Using whole-exome sequencing, a previously unannotated gene variant involved in immune cell development has recently been uncovered. The results might lead to new therapies for patients with immunodeficiency diseases.
An international group of scientists headed up by Kaan Boztug from the CeMM Research Institute for Molecular Medicine of the Austrian Academy of Sciences published the results in the journal Nature Immunology.
Genetic variants are present in the population and can be either common or rare, both types influencing the health and disease of an individual.
The researchers studied a family with a rare genetic mutation affecting their immune system in which three of the six siblings died of a significant lack of white blood cells with another child fighting for his life with similar complications. Studying the 12-year-old who survived formed the crux of the research.
Using a genome-wide approach, the researchers harnessed a sequencing tool allowing all the exons (the segments of DNA that code for RNA and potentially protein) to be sequenced. They immediately detected a mutation in a gene called RASGRP1, which codes for a protein involved in white blood cell development.
The boy's parents were carriers of the life-threatening mutation since they both had a mutation in one copy of the RASGRP1 gene, meaning the child inherited two faulty copies and therefore presented with the disease condition that the parents avoided by having one healthy copy.
Detecting the downstream effects of the RASGRP1 mutation, the researchers found that two types of white blood cells, B and T, as well as the molecular architecture of natural killer (NK-) cells, were considerably altered by the lack of RASGRP1 in the patient.

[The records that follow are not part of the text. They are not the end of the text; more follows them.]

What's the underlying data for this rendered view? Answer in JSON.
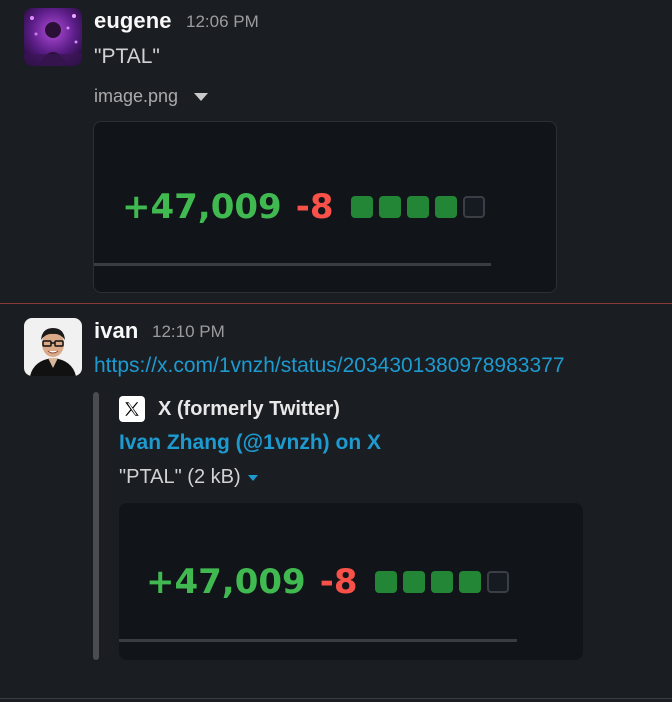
{
  "messages": [
    {
      "sender": "eugene",
      "time": "12:06 PM",
      "text": "\"PTAL\"",
      "attachment": {
        "file_name": "image.png",
        "stats": {
          "additions": "+47,009",
          "deletions": "-8"
        }
      }
    },
    {
      "sender": "ivan",
      "time": "12:10 PM",
      "link": "https://x.com/1vnzh/status/2034301380978983377",
      "unfurl": {
        "site_name": "X (formerly Twitter)",
        "site_icon": "x-logo-icon",
        "title": "Ivan Zhang (@1vnzh) on X",
        "description": "\"PTAL\" (2 kB)",
        "stats": {
          "additions": "+47,009",
          "deletions": "-8"
        }
      }
    }
  ],
  "diff_blocks": [
    "green",
    "green",
    "green",
    "green",
    "empty"
  ],
  "colors": {
    "background": "#1a1d21",
    "link": "#1d9bd1",
    "additions": "#3fb950",
    "deletions": "#f85149",
    "block_green": "#238636",
    "unread_divider": "#8a3a3a"
  }
}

Validating this observation in the lab, they showed that they could correct immune cell development in B and T cells by genetically restoring the expression of RASGRP1. They also showed that RASGRP1-deficient NK cells led to defective structure and function of these cells.
Finally, they showed that lenalidomide, a drug that targets RASGRP1, can reverse the effects of RASGRP1-deficient cells, suggesting such an approach could be an option for future patients with a similar genetic mutation.

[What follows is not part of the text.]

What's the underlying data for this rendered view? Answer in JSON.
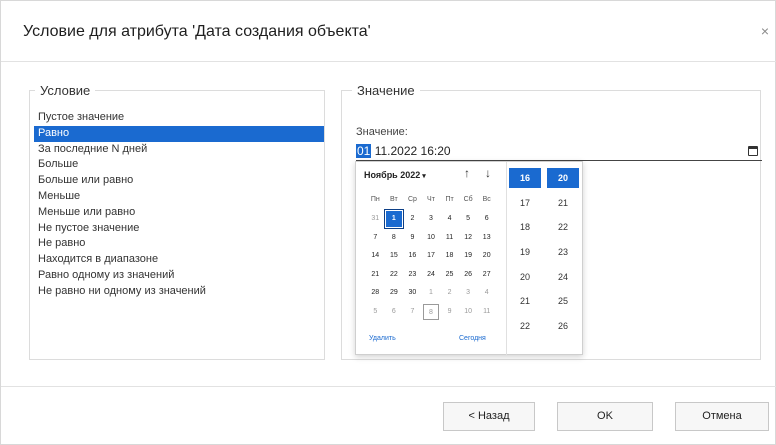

"The whole process from the discovery of a gene defect as cause for a rare disease to the exploration of the disease-causing mechanism to the development of a personalized therapy does much more than helping the affected patients," said Boztug in a statement. "Virtually every case--such as the immunodeficiency of this young patient--provides profound new insights into the human organism and paves the way towards a future precision medicine."